L’altra grande forza di questo film è infatti la scrittura dei personaggi, che ci si potrebbe aspettare come caricature rigide e fisse e sono invece pieni di sfumature. La protagonista Mildred, interpretata da Frances McDormand, è una donna dal temperamento lucido e saldo, che in nessun punto del film accetta di farsi piegare dagli altri, ma allo stesso tempo tormentata dalla fragilità del senso di colpa. Il percorso del film è anche la sua elaborazione del lutto.
All’inizio, il suo personaggio e quello dello sceriffo – Woody Harrelson – appaiono antagonisti in profondo conflitto, ma a sua volta l’uomo non sarà un’entità del tutto negativa. Funestato dai suoi personali demoni, tanto seri da distrarlo dal suo lavoro, assumerà nel film un ruolo del tutto inaspettato – che non posso dire per non fare spoiler.
Chi però secondo me su questo film svetta sugli altri è l’agente Dixon di Sam Rockwell: un personaggio grandioso reso alla perfezione da un attore che, finora, abbiamo incontrato più spesso in contesti commerciali e comici. L’individuo tratteggiato da McDonagh e Rockwell è “crudele per ingenuità” in modo fin troppo realistico: uno di quei poliziotti convinti che indossare una divisa coincida con la solidarietà di categoria, il razzismo, l’omofobia e la misoginia, un indottrinato alla violenza con la mente di un bambino. La sceneggiatura, anziché risolvere il personaggio con soluzioni prevedibili, lo trasforma nell’altra faccia della medaglia di Mildred, seguendo da vicino la sua evoluzione psicologica.

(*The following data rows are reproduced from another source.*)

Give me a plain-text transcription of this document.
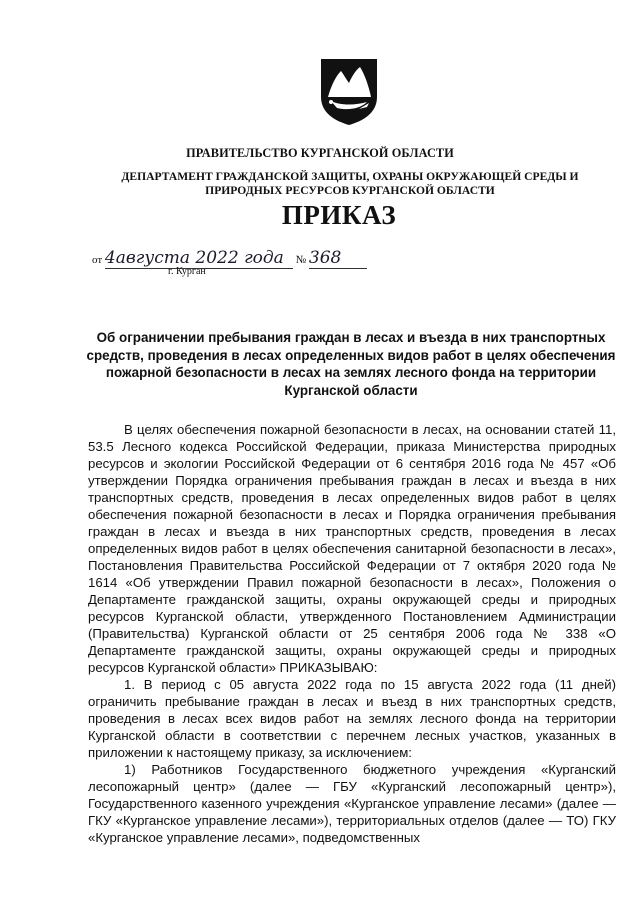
ПРАВИТЕЛЬСТВО КУРГАНСКОЙ ОБЛАСТИ
ДЕПАРТАМЕНТ ГРАЖДАНСКОЙ ЗАЩИТЫ, ОХРАНЫ ОКРУЖАЮЩЕЙ СРЕДЫ И
ПРИРОДНЫХ РЕСУРСОВ КУРГАНСКОЙ ОБЛАСТИ
ПРИКАЗ
от 4августа 2022 года № 368
г. Курган
Об ограничении пребывания граждан в лесах и въезда в них транспортных средств, проведения в лесах определенных видов работ в целях обеспечения пожарной безопасности в лесах на землях лесного фонда на территории Курганской области

В целях обеспечения пожарной безопасности в лесах, на основании статей 11, 53.5 Лесного кодекса Российской Федерации, приказа Министерства природных ресурсов и экологии Российской Федерации от 6 сентября 2016 года № 457 «Об утверждении Порядка ограничения пребывания граждан в лесах и въезда в них транспортных средств, проведения в лесах определенных видов работ в целях обеспечения пожарной безопасности в лесах и Порядка ограничения пребывания граждан в лесах и въезда в них транспортных средств, проведения в лесах определенных видов работ в целях обеспечения санитарной безопасности в лесах», Постановления Правительства Российской Федерации от 7 октября 2020 года № 1614 «Об утверждении Правил пожарной безопасности в лесах», Положения о Департаменте гражданской защиты, охраны окружающей среды и природных ресурсов Курганской области, утвержденного Постановлением Администрации (Правительства) Курганской области от 25 сентября 2006 года № 338 «О Департаменте гражданской защиты, охраны окружающей среды и природных ресурсов Курганской области» ПРИКАЗЫВАЮ:

1. В период с 05 августа 2022 года по 15 августа 2022 года (11 дней) ограничить пребывание граждан в лесах и въезд в них транспортных средств, проведения в лесах всех видов работ на землях лесного фонда на территории Курганской области в соответствии с перечнем лесных участков, указанных в приложении к настоящему приказу, за исключением:

1) Работников Государственного бюджетного учреждения «Курганский лесопожарный центр» (далее — ГБУ «Курганский лесопожарный центр»), Государственного казенного учреждения «Курганское управление лесами» (далее — ГКУ «Курганское управление лесами»), территориальных отделов (далее — ТО) ГКУ «Курганское управление лесами», подведомственных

McDonagh ha una simpatia umana per tutti i suoi personaggi e si capisce, la trasmette a noi per primi. Nella società contemporanea, funestata dalla battaglia ormai quotidiana non più tra bene e male ma tra cinismo e buonismo, il film di McDonagh fa un dito medio a entrambi e si colloca esattamente nel mezzo dei due, di fatto spazzandoli via.
Mentre scrivo il film è fresco di vittoria ai Golden Globes. Si è portato a casa infatti i premi per Miglior film drammatico, Miglior attrice protagonista a Frances McDormand, Miglior attore non protagonista a Sam Rockwell (strameritato, speriamo che bissi con l’Oscar) e Miglior sceneggiatura (come a Venezia).
Andrà senz’altro agli Oscar e spero che verranno prese in considerazione pure la fotografia e la scenografia, che fanno sembrare il film un prodotto della Pop Art: l’ambientazione infatti è, come accennato, quella dell’America rurale, il film ne fa sentire l’umidità, gli odori, la fuliggine, persino l’aria densa.
Niente, sono stata talmente investita dal fuoco sacro di questo film – e il fuoco, nel film, avrà un ruolo importante – che non sono nemmeno stata particolarmente spiritosa, ma vi posso assicurare che è anche un film divertente, denso di humor nero e non solo. E insomma, ci penserà lui a farvi ridere e anche a emozionarvi, parecchio.
Citando la me stessa di quattro mesi fa: ve lo straconsiglio, e io straconsiglio raramente.